Recent Earthquakes Unearth Memories
It’s been eight years since the Northridge quake and twice that long since Chris Hess was taught the earthquake drill so familiar to California schoolchildren.
But for each of the dozens of small quakes that have rolled through the region since Monday--all aftershocks of the 1994 temblor--Hess remembered the childhood drill and ran for the nearest doorway.
This week’s quakes, the largest a 4.2 shaker Monday night, have prompted the 25-year-old Cal State Northridge student and many other Southern Californians to brush up on quake preparedness skills and try to calm their nerves.
“Northridge started small, then it escalated and the shaking didn’t seem to stop,” Hess said. Monday night’s quake “started off small, and thank God it stayed little.”
Those who have religiously kept their water bottles filled and valuables glued to the shelves since January 1994 said the aftershocks of the 6.7 magnitude quake justify their preparations for the Big One.
“Northridge taught us to be prepared rather than just run around being scared,” said Robin Galvez, 54, who lives in Simi Valley near the epicenter of the recent quakes.
Galvez said she keeps a 55-gallon tank of water and a week’s supply of canned food in the kitchen.
Monday night’s temblor, however, sent her cat, which was wedged between a couch and an end table for days after the 1994 quake, under her bed for 24 hours.
Tara Condon, a Simi Valley manicurist who is eight months’ pregnant, said she didn’t realize there had been a quake Monday night until her husband ran to tell her.
“I just thought it was me walking because I’m so fat,” said Condon, 37, as she filed nails at the Get Nailed salon. “But my husband comes running in, screaming and yelling about the Big One coming.
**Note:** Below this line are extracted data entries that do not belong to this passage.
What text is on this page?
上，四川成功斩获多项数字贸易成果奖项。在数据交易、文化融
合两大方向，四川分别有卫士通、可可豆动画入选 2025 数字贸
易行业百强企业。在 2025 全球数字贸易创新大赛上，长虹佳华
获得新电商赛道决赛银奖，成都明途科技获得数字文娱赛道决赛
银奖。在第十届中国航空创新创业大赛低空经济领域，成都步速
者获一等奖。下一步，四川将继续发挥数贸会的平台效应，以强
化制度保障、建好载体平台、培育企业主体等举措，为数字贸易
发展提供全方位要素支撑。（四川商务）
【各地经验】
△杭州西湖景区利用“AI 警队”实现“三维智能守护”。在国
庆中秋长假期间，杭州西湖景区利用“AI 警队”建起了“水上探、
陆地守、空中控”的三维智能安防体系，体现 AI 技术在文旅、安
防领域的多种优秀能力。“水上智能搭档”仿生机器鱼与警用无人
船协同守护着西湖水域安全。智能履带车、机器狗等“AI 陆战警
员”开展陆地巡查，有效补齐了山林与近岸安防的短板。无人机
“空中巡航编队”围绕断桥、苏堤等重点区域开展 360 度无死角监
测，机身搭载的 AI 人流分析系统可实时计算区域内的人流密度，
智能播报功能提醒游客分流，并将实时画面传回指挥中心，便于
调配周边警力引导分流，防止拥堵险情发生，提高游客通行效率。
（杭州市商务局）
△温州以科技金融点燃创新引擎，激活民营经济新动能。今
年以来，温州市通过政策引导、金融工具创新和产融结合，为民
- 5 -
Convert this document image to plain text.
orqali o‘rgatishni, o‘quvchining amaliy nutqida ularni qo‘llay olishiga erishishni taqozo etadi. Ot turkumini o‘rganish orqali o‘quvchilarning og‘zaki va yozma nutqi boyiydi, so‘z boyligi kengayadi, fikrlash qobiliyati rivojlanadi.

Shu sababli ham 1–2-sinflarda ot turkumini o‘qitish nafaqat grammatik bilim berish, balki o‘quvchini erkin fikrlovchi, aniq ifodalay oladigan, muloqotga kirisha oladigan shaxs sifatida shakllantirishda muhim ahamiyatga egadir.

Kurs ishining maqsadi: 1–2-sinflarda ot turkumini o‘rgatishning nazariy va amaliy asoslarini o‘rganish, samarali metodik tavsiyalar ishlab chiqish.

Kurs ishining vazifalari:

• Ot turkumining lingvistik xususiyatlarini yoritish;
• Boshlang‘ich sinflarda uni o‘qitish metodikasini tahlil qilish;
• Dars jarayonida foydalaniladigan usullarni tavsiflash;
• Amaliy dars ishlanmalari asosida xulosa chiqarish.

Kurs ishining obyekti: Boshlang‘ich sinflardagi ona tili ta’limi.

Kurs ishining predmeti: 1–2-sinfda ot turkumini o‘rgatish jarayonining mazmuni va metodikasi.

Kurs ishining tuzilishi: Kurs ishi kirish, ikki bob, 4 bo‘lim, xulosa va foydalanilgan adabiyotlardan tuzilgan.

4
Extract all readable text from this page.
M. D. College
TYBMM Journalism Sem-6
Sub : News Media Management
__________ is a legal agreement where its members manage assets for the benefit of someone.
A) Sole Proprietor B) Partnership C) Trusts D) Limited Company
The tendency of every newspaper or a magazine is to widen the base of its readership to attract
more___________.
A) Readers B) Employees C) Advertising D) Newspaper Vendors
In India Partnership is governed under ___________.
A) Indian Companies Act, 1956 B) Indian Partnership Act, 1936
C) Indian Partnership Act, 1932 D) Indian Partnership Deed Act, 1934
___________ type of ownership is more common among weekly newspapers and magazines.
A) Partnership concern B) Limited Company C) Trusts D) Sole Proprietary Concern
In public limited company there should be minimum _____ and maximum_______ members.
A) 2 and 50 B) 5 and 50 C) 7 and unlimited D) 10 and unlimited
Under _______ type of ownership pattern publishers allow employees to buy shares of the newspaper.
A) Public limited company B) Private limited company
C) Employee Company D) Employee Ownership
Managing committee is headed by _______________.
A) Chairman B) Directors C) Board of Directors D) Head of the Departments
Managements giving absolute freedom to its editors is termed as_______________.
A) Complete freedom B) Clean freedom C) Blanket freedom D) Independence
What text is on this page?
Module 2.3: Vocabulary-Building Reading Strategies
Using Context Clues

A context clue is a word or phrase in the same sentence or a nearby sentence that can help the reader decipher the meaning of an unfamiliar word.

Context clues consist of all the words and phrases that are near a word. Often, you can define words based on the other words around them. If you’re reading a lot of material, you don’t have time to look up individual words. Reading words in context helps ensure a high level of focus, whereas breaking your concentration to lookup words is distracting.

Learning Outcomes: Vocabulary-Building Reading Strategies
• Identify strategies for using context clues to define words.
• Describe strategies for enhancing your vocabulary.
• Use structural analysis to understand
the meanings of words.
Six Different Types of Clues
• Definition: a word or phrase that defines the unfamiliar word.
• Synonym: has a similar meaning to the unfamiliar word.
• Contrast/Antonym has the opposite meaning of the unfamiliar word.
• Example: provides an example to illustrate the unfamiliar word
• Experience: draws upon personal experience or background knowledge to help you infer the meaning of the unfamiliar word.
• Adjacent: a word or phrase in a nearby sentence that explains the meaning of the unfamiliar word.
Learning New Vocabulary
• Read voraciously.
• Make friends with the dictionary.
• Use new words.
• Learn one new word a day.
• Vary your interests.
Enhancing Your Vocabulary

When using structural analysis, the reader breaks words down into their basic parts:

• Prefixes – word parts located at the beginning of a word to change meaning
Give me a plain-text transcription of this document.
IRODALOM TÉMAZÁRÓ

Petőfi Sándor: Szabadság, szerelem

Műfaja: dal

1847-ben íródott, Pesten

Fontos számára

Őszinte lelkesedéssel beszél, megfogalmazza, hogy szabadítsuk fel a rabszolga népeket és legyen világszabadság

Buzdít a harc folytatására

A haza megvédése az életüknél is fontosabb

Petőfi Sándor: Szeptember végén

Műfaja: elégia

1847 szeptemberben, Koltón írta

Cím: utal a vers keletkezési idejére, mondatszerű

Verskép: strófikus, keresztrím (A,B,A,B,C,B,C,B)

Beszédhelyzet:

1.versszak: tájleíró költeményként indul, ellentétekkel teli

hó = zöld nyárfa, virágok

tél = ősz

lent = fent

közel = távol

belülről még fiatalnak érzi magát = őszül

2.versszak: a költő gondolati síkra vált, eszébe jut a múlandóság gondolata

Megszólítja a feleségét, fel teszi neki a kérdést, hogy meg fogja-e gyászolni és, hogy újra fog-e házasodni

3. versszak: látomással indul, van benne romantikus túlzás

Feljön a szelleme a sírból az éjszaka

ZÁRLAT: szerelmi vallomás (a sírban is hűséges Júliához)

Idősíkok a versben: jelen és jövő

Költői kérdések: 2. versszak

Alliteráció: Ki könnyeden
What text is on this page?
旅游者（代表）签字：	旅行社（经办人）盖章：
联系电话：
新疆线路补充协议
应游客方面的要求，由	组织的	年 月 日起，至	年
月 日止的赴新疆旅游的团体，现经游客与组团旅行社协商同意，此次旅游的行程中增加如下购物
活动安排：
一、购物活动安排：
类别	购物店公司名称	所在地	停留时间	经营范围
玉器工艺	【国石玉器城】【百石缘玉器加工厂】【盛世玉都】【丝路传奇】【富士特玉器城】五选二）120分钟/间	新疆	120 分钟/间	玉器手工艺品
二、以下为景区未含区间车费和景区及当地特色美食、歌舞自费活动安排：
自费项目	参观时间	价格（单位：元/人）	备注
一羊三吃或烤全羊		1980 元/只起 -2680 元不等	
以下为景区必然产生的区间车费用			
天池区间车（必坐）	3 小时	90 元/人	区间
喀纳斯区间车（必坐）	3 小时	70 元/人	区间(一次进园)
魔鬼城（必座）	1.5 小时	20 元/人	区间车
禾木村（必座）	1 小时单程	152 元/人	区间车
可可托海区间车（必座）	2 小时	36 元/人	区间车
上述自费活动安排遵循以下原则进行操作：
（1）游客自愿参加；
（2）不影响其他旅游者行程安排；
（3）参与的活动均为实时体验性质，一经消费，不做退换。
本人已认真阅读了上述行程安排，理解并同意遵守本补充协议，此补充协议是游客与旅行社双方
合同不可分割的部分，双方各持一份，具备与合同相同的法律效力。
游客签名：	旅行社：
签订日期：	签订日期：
I just laughed at him.”
The couple have started putting their shoes by the bed before going to sleep, and her husband has insisted she wear pajama bottoms, Condon said.
“He’s just Mr. Paranoid,” she said. “I’m sure I won’t forget to put on pants, even if there’s a big earthquake.”
Curtis Swartley, 22, said customers at Brunswick Valley Bowl in Simi Valley haven’t worried.
“If the pins fall, they reset them,” Swartley said. “No one freaks out about earthquakes--this is California.”
Some native Southern Californians, however, developed earthquake phobias after the 1994 shaker, including Yoseya Taylor, 18, who said she ran under a closet doorway when the ground shook Monday night.
“I was freaked the heck out,” said Taylor, who lives in a Cal State Northridge dorm. “I’ve been in earthquakes in L.A. Those are nothing. Earthquakes in Northridge are scarier.”